‎Suatu kali, aku menambahkan semua orang ke grup chat sebelum mengecek siapa yang masih tersedia ketika pekerjaan sebenarnya dimulai.

‎Kesalahan kecil itu mengubah cara aku membaca desain penantang dari @BabylonLabs_io.

‎Trustless Bitcoin Vault tidak menunggu hingga terjadi sengketa untuk memutuskan siapa yang boleh ikut berpartisipasi. Penggugat dan penantang ditetapkan saat vault dibuat, karena proses sengketa garbled-circuit berjalan di antara pihak-pihak yang telah ditentukan sebelumnya.

‎Itu membuat diagram transaksi menjadi dapat diprediksi.

‎Namun, hal itu juga mengubah keamanan menjadi daftar anggota yang dipilih sebelum kondisi masa depan diketahui.

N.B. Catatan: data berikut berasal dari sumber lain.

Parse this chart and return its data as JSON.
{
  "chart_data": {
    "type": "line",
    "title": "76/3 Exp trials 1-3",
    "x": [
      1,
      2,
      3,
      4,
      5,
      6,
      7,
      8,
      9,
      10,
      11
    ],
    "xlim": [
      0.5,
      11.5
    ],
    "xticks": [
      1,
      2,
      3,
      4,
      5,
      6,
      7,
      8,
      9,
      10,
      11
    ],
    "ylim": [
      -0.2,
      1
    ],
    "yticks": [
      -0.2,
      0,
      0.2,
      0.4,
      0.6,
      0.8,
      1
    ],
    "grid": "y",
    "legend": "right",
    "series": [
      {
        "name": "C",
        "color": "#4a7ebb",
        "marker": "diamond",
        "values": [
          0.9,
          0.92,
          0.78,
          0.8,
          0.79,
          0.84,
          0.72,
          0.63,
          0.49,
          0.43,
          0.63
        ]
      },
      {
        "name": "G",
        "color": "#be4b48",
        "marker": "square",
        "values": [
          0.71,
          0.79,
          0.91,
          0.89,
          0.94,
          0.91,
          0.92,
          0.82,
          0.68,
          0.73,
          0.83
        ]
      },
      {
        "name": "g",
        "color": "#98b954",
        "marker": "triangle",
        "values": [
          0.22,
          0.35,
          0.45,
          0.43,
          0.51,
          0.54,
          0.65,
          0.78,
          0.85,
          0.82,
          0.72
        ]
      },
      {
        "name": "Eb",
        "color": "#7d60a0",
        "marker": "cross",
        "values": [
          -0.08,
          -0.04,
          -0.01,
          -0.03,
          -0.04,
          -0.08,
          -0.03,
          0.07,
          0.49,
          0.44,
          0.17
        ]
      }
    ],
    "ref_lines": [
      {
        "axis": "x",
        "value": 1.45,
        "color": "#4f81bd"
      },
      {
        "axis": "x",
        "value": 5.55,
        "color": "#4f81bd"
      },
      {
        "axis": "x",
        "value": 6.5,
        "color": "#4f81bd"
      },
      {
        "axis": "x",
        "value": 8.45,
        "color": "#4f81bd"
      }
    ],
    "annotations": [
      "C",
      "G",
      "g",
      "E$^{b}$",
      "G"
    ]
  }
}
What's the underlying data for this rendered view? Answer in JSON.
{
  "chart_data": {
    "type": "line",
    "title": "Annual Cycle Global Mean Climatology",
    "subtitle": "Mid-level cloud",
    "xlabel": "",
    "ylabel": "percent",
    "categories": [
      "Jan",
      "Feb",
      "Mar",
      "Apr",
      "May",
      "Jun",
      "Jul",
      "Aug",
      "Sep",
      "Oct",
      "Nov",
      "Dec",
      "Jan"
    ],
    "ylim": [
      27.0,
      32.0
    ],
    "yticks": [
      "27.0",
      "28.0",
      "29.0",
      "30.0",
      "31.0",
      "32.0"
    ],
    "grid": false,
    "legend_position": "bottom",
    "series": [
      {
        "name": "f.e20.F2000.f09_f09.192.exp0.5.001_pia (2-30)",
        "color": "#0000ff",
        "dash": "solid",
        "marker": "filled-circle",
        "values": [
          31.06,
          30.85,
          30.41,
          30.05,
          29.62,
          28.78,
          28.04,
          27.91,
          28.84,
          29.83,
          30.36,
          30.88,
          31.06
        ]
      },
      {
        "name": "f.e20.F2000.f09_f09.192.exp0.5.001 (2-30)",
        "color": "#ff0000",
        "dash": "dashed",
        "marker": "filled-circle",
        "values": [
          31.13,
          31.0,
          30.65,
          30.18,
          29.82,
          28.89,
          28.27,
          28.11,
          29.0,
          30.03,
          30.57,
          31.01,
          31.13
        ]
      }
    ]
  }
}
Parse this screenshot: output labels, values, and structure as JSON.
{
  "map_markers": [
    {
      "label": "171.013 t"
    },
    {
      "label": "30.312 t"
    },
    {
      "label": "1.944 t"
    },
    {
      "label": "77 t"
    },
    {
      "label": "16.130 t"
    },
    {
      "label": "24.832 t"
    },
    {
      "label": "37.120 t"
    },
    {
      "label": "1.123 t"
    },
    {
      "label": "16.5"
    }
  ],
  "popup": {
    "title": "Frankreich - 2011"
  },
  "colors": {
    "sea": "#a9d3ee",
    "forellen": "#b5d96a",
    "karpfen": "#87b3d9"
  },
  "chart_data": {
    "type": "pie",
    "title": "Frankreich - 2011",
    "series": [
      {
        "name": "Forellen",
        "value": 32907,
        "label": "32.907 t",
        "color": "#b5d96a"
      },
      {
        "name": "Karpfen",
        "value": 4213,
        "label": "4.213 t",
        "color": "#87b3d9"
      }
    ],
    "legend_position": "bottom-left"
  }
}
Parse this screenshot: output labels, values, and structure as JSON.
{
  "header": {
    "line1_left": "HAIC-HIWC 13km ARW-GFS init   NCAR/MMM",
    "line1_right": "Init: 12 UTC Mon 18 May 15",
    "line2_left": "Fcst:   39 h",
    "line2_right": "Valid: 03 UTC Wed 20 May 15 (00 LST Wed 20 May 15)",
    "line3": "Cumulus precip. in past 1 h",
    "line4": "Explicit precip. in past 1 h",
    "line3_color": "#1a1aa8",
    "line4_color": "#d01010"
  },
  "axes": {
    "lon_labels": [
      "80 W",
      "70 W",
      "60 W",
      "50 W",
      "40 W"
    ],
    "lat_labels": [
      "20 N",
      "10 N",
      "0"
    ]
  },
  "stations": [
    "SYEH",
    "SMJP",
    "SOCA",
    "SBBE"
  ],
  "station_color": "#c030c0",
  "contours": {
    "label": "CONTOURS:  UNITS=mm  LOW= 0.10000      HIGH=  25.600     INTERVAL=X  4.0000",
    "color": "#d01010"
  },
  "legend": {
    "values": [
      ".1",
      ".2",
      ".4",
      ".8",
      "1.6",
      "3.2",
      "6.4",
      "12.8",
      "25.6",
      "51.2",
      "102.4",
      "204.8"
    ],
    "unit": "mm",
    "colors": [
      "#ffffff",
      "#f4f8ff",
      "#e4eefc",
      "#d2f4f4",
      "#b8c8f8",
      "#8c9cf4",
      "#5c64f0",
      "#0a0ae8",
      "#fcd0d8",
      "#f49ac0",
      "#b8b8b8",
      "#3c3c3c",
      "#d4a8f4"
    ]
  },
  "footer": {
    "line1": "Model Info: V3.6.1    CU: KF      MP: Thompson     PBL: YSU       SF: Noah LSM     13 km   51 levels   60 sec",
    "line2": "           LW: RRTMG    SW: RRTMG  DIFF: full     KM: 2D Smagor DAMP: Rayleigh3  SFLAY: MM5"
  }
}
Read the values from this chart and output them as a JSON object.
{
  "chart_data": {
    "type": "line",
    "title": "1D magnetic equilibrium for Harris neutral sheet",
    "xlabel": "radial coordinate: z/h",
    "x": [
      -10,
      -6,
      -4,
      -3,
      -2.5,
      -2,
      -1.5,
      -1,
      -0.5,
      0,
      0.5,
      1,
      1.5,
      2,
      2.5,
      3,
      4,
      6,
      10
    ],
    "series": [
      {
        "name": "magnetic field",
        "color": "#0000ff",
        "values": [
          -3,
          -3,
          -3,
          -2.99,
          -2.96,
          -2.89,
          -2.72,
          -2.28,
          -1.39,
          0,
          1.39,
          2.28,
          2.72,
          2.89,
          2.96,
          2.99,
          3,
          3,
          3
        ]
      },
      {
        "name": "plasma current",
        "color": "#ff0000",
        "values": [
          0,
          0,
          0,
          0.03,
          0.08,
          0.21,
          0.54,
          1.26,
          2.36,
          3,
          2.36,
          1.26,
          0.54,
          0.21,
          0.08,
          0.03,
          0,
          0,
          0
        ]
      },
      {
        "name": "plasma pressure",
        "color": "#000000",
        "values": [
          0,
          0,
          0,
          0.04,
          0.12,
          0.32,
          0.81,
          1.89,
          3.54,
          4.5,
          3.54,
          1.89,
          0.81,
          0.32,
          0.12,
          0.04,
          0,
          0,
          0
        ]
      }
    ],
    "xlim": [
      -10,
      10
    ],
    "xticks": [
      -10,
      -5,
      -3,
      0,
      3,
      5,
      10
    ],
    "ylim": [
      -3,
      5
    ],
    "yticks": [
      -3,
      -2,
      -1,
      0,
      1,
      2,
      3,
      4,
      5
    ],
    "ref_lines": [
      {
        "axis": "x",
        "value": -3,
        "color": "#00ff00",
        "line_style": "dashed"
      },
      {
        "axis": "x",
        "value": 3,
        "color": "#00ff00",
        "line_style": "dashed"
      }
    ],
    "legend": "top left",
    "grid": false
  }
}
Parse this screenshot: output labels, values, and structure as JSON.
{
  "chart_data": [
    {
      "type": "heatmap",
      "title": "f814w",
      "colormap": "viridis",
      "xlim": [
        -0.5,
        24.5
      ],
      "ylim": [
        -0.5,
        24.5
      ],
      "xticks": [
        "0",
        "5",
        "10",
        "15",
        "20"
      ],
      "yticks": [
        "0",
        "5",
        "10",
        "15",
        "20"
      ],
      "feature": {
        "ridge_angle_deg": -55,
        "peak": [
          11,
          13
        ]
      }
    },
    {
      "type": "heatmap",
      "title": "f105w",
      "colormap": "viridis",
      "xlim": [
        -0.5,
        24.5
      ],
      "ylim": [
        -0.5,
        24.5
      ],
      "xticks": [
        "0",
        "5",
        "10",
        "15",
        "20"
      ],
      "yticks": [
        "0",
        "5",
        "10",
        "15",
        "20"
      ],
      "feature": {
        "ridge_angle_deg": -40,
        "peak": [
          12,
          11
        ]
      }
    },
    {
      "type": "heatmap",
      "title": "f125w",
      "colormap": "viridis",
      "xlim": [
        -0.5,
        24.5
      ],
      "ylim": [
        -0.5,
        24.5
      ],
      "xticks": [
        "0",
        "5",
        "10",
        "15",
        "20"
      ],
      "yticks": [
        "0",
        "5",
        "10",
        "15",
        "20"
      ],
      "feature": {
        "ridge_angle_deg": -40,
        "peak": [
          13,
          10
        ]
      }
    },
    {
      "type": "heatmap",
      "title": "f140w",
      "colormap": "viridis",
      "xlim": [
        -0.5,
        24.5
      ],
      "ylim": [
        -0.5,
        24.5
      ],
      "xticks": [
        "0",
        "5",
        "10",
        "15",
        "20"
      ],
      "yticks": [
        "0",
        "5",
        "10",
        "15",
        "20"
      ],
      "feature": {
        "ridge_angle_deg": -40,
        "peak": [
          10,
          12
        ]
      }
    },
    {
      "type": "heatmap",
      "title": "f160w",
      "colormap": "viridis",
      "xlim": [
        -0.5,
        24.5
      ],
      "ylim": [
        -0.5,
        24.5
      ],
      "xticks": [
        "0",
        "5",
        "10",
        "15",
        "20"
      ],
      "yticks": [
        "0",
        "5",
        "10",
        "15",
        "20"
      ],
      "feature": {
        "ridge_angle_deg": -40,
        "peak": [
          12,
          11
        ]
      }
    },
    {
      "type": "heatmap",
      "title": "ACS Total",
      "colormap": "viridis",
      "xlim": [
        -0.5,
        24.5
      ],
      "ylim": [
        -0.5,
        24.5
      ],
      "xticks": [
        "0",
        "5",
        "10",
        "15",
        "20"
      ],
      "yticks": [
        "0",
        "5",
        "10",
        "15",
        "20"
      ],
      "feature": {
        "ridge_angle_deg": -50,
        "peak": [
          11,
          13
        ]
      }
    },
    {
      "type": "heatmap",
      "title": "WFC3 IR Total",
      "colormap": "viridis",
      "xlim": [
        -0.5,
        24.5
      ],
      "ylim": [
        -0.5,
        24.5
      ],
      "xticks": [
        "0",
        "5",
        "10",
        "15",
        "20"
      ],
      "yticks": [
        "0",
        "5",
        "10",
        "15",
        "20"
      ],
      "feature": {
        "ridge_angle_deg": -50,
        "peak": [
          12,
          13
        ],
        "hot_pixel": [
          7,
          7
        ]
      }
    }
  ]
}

‎Risiko tersembunyi bukanlah apakah BABY memiliki penantang.

‎Melainkan apakah penantang yang tepat masih aktif ketika akhirnya mereka benar-benar dibutuhkan.

‎Kumpulan Universal Challenger yang statis dan ber-versioning bisa mengurangi ketidakpastian serta mencegah aktor acak masuk ke jalur-jalur kritis. Tetapi jika keanggotaan tidak permissionless, seberapa cepat BABY dapat mengganti operator yang menjadi lambat, kekurangan dana, atau tidak tersedia? Dan apa yang terjadi pada vault-vault lama ketika infrastruktur pemantauan yang lebih kuat beralih ke versi registry yang lebih baru?

‎Keanggotaan yang ditetapkan sebagian memang masuk akal. Partisipasi yang benar-benar terbuka dapat memunculkan spam, tanggung jawab yang tidak jelas, dan kegagalan koordinasi.

‎Meski demikian, memilih pembela di awal menggeser sebagian keamanan Babylon dari kriptografi ke ketersediaan jangka panjang. Sistem pembuktian mungkin tetap benar, sementara para peserta yang diharapkan mengaktifkannya perlahan menghilang.

‎Aku tidak berpikir ini merusak BABY.

‎Aku mengamati apakah Babylon bisa mempertahankan struktur sengketa yang tetap tanpa membiarkan daftar peserta kemarin menjadi hambatan ketersediaan (liveness) hari esok.